Light like an oat flake
6KB CSS, 2.2KB JS, minified + gzipped.
That's it.
Oat is an ultra-lightweight HTML + CSS, semantic UI component library with zero dependencies. No framework, build, or dev complexity. Just include the tiny CSS and JS files and you are good to go building decent looking web applications with most commonly needed components and elements.
Semantic tags and attributes are styled contextually out of the box without classes, forcing best practices, and reducing markup class pollution. A few dynamic components are WebComponents and use minimal JavaScript.

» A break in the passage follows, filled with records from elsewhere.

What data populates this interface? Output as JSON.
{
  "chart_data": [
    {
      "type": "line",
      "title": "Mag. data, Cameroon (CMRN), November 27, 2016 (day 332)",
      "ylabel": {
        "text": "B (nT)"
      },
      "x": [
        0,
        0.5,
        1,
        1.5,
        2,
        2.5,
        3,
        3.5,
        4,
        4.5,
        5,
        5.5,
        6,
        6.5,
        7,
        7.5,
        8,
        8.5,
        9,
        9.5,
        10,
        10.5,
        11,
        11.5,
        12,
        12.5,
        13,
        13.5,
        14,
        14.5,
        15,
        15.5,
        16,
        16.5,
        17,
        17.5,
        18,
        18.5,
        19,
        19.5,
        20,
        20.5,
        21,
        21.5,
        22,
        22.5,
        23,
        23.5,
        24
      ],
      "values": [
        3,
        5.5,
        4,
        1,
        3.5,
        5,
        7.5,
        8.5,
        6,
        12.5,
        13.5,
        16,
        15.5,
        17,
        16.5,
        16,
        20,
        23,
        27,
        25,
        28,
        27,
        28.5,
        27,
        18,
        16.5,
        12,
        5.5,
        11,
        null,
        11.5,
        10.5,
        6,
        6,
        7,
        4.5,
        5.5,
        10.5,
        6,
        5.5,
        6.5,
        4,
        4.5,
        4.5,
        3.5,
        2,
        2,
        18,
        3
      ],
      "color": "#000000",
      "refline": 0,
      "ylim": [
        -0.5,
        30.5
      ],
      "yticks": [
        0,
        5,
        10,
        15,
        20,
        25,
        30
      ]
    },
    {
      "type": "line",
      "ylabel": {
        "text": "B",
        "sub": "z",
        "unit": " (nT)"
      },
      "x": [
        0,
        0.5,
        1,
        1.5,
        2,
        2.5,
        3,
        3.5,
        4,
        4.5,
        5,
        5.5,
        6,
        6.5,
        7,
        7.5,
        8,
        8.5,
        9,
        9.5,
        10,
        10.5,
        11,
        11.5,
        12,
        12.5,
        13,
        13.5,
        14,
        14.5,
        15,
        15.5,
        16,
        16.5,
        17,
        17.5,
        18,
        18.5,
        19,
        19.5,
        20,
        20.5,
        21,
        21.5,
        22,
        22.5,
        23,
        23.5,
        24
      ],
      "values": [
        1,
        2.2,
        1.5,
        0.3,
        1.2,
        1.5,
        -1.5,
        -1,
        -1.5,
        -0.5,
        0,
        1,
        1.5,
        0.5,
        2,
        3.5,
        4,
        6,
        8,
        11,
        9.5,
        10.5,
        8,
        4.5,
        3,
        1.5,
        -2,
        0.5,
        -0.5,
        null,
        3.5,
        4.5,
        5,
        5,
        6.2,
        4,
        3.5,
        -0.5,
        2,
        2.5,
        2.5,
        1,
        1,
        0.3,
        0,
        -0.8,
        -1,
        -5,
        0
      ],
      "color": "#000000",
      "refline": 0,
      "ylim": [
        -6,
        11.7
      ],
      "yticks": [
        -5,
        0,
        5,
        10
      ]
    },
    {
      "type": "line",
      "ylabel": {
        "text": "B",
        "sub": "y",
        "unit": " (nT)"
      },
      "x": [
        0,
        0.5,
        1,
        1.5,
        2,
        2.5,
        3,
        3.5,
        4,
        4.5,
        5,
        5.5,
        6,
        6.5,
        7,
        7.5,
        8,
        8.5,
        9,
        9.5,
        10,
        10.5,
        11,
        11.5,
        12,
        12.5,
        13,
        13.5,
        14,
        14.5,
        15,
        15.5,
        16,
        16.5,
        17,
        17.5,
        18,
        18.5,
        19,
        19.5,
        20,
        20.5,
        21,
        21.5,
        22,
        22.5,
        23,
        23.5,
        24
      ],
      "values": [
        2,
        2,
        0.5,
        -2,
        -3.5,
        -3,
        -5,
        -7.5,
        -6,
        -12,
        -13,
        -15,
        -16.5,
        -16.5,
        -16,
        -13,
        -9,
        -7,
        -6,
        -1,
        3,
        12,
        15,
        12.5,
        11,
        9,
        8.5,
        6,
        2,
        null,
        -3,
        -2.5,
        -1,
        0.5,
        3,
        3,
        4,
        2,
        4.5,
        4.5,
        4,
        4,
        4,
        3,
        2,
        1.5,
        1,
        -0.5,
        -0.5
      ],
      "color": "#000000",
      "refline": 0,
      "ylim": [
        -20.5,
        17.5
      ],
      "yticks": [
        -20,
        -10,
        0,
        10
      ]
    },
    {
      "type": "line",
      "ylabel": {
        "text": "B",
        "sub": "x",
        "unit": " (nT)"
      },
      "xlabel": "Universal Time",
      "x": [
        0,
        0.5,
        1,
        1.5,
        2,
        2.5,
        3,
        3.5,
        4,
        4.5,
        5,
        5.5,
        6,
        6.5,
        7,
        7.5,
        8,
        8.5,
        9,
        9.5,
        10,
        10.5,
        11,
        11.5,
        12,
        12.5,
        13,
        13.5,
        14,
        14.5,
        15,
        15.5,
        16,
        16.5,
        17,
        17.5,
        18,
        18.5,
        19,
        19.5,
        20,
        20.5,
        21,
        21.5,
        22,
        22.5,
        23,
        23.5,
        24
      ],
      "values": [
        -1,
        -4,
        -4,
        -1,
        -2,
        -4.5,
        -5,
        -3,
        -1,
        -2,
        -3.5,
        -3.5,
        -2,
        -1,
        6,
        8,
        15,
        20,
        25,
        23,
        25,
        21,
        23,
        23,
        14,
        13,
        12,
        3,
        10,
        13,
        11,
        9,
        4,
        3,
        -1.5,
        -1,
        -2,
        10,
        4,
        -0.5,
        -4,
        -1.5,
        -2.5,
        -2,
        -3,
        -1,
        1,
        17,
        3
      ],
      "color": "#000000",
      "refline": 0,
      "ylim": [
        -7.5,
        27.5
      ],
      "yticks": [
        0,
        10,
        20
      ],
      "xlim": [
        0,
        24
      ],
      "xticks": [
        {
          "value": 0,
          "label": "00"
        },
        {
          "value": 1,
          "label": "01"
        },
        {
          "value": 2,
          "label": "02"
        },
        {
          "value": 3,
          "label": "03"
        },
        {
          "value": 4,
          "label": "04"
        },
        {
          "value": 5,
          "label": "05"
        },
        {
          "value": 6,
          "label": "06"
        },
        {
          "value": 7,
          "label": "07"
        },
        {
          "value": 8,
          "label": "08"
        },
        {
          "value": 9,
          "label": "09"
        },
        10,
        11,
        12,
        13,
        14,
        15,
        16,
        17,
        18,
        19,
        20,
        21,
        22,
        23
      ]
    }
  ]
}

6KB CSS, 2.2KB JS, minified + gzipped.
That's it.
Fully-standalone with no dependencies on any JS or CSS frameworks or libraries. No Node.js ecosystem garbage or bloat.
Native elements like <button>, <input>, <dialog> and
semantic attributes like role="button" are styled directly. No classes.
Semantic HTML and ARIA roles are used (and forced in many places) throughout. Proper keyboard navigation support for all components and elements.
Easily customize the overall theme by overriding a handful of CSS variables. data-theme="dark" on body
automatically uses the bundled dark theme.
This was made this after the unending frustration with the over-engineered bloat, complexity, and dependency-hell of pretty much every Javascript UI library and framework out there; the continuous PTSD of rug-pulls and lockins of the Node.js ecosystem trash. [1] I've published this, in case other Node.js ecosystem trauma victims find it useful.
My goal is a simple, minimal, vanilla, standards-based UI library that I can use in my own projects for the long term without having to worry about trash. Long term because it's just simple vanilla CSS and JS. The look and feel is influenced by the shadcn aesthetic.